Jewish women in Belarus, Georgia, Russia and Ukraine who had been at the forefront of coalition-building in their region found, ironically, that their skills were now being called upon to facilitate dialogue between people in Russia and Ukraine and between Ukrainians of differing political affiliations.

This work is ongoing today. While Jewish women share the frustration and fears of others in their region, many are trying to regain some control over their quality of life through the framework of their Jewish identity and the social activism skills they have developed in the past decade.

Jewish women in Belarus, Russia and Ukraine realize that they do not have the ability to force the governments to be less aggressive but they do have the power to create public sentiment for restraint, diplomacy and ultimately, peace.
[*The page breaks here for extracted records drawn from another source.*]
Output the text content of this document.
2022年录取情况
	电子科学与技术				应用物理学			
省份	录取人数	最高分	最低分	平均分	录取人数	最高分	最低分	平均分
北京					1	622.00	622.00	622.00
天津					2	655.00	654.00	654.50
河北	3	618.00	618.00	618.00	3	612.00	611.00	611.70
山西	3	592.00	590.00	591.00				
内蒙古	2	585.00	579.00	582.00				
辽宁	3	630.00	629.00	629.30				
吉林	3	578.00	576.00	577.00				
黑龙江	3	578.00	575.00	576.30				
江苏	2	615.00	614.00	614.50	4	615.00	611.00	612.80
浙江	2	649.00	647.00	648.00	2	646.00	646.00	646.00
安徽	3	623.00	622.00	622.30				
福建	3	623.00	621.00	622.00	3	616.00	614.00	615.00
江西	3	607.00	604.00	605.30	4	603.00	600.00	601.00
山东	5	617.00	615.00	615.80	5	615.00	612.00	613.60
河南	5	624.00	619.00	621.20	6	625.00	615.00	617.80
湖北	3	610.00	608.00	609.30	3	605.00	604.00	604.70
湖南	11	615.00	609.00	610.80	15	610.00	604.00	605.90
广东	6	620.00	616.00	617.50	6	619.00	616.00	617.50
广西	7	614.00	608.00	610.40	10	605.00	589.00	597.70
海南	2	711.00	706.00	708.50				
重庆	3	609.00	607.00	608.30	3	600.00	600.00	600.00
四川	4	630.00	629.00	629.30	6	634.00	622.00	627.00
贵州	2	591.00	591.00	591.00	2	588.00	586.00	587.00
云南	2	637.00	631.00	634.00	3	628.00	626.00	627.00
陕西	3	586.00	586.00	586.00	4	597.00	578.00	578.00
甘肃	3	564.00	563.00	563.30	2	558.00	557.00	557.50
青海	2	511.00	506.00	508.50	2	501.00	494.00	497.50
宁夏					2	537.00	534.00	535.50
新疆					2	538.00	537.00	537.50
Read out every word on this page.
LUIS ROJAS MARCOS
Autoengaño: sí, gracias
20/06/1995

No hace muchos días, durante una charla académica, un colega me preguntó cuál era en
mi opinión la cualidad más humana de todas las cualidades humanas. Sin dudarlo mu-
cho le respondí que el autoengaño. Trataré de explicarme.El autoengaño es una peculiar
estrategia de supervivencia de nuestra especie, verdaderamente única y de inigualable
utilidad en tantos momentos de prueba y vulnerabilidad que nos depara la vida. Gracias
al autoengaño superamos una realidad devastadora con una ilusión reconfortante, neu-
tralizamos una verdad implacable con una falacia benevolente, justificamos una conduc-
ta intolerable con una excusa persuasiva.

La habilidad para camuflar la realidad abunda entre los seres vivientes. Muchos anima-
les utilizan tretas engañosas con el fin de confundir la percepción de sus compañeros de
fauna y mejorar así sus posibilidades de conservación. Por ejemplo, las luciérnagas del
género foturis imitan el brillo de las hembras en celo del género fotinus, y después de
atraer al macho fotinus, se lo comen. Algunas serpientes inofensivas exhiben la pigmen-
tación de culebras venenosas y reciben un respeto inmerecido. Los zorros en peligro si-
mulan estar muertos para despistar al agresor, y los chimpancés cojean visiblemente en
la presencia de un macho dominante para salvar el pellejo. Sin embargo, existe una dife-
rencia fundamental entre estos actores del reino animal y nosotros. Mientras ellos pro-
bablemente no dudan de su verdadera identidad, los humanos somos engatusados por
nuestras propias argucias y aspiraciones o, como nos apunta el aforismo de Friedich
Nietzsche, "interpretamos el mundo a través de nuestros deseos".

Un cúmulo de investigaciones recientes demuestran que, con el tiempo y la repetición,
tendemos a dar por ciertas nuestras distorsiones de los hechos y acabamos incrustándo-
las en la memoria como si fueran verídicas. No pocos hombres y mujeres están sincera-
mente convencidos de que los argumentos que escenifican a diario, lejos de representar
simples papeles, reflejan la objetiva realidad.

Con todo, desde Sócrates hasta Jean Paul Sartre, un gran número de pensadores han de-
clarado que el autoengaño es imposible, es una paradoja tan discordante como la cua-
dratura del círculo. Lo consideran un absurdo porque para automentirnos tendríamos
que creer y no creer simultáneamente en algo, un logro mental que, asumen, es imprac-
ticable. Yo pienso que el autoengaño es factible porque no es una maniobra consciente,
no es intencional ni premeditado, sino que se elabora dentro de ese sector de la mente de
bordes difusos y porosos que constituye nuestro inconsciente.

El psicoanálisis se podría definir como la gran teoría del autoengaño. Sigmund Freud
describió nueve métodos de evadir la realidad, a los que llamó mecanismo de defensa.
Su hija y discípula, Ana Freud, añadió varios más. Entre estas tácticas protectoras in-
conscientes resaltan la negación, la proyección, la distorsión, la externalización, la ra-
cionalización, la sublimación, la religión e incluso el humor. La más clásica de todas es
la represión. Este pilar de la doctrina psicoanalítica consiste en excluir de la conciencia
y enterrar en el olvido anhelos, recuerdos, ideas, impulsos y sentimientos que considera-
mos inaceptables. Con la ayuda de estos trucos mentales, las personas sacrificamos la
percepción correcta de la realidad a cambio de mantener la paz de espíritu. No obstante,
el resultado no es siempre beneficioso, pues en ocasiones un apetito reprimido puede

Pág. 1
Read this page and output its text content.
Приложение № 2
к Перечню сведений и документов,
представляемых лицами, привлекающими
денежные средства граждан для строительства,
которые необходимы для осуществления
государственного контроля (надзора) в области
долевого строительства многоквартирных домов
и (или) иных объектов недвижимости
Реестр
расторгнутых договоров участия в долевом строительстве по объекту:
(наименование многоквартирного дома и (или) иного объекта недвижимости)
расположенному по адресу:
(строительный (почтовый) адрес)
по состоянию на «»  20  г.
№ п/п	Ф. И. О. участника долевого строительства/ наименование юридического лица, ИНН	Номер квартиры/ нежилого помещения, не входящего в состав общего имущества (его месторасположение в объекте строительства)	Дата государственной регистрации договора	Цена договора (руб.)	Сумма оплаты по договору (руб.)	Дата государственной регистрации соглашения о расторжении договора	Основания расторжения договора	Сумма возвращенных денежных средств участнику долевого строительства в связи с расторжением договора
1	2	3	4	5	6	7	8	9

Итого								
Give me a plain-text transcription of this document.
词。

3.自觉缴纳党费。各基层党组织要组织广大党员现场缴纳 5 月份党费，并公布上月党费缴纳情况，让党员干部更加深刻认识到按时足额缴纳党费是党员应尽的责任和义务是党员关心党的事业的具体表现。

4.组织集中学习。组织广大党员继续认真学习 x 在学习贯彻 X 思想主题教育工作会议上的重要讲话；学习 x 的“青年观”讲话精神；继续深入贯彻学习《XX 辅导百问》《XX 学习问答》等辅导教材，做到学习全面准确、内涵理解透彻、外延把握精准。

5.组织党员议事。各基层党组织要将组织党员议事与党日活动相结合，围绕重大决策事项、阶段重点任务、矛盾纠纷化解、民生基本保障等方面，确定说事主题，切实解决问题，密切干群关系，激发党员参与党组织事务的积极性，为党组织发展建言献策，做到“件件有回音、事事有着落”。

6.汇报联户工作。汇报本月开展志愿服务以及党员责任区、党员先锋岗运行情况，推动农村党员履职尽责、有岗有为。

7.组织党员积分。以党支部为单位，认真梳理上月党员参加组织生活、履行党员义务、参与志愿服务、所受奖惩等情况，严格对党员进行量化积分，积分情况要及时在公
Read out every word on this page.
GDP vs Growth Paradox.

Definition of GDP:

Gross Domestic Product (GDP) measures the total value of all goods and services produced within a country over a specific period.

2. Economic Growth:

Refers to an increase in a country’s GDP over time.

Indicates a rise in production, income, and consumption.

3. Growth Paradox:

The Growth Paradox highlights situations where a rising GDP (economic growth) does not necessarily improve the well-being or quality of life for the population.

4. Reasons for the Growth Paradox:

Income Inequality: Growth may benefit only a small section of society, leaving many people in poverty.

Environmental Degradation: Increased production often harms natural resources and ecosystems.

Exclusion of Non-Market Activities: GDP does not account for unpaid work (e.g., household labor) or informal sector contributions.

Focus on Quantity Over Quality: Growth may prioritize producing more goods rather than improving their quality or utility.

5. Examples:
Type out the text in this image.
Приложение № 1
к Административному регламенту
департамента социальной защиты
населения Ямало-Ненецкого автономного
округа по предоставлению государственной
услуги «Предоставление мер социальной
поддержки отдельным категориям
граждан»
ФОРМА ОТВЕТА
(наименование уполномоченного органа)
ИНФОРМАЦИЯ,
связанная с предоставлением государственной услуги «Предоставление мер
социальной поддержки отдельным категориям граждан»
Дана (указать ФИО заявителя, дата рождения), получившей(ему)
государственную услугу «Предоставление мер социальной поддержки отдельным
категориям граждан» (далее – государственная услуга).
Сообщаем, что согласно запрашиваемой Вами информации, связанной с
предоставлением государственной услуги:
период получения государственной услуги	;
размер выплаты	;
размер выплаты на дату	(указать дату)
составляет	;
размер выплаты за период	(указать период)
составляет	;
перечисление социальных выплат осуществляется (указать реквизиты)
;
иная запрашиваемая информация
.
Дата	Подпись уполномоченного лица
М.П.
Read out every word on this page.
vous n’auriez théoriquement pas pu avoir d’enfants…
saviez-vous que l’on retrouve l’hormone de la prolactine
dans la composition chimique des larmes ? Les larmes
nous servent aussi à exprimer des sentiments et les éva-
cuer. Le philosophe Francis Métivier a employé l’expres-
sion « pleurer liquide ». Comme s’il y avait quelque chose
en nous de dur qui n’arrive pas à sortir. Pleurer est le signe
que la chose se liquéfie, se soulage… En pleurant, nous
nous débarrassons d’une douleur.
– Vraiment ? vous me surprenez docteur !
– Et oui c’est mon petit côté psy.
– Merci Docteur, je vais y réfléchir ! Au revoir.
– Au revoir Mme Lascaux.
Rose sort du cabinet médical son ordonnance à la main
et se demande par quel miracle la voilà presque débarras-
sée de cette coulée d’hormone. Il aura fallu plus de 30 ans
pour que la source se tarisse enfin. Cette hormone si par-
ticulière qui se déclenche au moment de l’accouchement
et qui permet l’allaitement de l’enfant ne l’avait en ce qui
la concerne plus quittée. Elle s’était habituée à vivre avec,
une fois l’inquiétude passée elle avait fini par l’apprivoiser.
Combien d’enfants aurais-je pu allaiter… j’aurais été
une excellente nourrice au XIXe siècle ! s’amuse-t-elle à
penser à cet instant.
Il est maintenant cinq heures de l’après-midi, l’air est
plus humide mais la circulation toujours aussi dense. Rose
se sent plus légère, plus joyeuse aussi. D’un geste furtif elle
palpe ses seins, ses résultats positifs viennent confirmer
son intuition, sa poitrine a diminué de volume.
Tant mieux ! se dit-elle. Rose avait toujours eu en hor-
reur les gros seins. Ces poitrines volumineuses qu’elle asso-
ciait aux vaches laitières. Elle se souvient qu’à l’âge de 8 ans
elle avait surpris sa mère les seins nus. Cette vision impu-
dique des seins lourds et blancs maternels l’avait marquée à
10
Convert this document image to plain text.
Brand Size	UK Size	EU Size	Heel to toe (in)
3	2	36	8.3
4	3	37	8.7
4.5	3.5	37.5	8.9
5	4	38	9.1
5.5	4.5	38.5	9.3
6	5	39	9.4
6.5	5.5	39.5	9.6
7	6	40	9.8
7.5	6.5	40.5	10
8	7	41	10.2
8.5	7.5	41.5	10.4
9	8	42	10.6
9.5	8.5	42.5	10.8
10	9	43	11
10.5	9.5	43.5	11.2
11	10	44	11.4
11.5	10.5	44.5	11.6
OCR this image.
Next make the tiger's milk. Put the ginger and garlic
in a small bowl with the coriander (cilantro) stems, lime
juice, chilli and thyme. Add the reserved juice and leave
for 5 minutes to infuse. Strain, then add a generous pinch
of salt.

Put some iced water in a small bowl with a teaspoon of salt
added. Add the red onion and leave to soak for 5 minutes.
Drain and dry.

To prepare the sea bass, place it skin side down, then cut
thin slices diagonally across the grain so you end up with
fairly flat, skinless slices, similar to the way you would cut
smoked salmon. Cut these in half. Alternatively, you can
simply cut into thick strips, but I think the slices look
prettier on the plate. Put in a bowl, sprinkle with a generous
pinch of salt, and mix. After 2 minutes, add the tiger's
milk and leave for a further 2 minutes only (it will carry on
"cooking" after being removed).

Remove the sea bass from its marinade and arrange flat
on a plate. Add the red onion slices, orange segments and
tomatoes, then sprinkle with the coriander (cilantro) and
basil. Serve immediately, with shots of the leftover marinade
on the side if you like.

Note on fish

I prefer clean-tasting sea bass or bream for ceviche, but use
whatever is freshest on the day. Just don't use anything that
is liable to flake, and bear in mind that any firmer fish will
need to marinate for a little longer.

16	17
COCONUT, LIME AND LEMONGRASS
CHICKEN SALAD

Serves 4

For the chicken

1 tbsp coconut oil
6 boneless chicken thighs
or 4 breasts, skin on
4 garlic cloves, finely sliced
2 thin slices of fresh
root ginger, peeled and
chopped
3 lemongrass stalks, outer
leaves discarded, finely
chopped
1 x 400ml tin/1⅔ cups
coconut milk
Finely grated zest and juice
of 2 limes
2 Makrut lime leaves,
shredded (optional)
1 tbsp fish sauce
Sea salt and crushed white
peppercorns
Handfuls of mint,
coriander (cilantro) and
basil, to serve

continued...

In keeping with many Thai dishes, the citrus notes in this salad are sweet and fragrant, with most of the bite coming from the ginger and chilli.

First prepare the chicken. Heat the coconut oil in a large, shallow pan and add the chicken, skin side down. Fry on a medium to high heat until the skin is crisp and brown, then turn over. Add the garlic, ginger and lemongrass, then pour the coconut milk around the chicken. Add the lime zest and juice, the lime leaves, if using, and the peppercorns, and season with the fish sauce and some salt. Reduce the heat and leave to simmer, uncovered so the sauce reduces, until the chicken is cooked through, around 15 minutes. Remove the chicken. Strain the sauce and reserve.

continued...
On their websites, Project Kesher activists have been posting ideas to promote a peaceful resolution.

In their roles as community leaders, teachers, social workers, etc., Project Kesher women continue to convene and to facilitate community dialogues on tolerance. They have been reaching out to youth groups, college students and community leaders to organize community roundtables to discuss the situation.

And now, increasingly more people across faiths, ethnicities, and cultures are joining their neighbors who were already engaged in these circles of dialogue. One thing they all express – from Kiev, Moscow, Crimea, eastern Ukraine – is that, whatever the political leaders are saying, they do not want to go to war.

We believe that this message is missing from the media.

As the conflict escalates, Jewish women in the Project Kesher network have begun to ask for support to learn mediation and constructive conflict skills to facilitate dialogue across borders. They are searching for opportunities to bring together leaders at neutral sites to strategize about how Jewish women can help stabilize Ukraine and Russia and continue to make strides in advocating for women and girls.

Galya, from Eastern Ukraine, writes, “Our only chance to stay sane under such circumstances is to do what actually Project Kesher has been doing for years – to network, to share information, to support those who are emotionally exhausted, to believe in ourselves, to think positively, and to act.”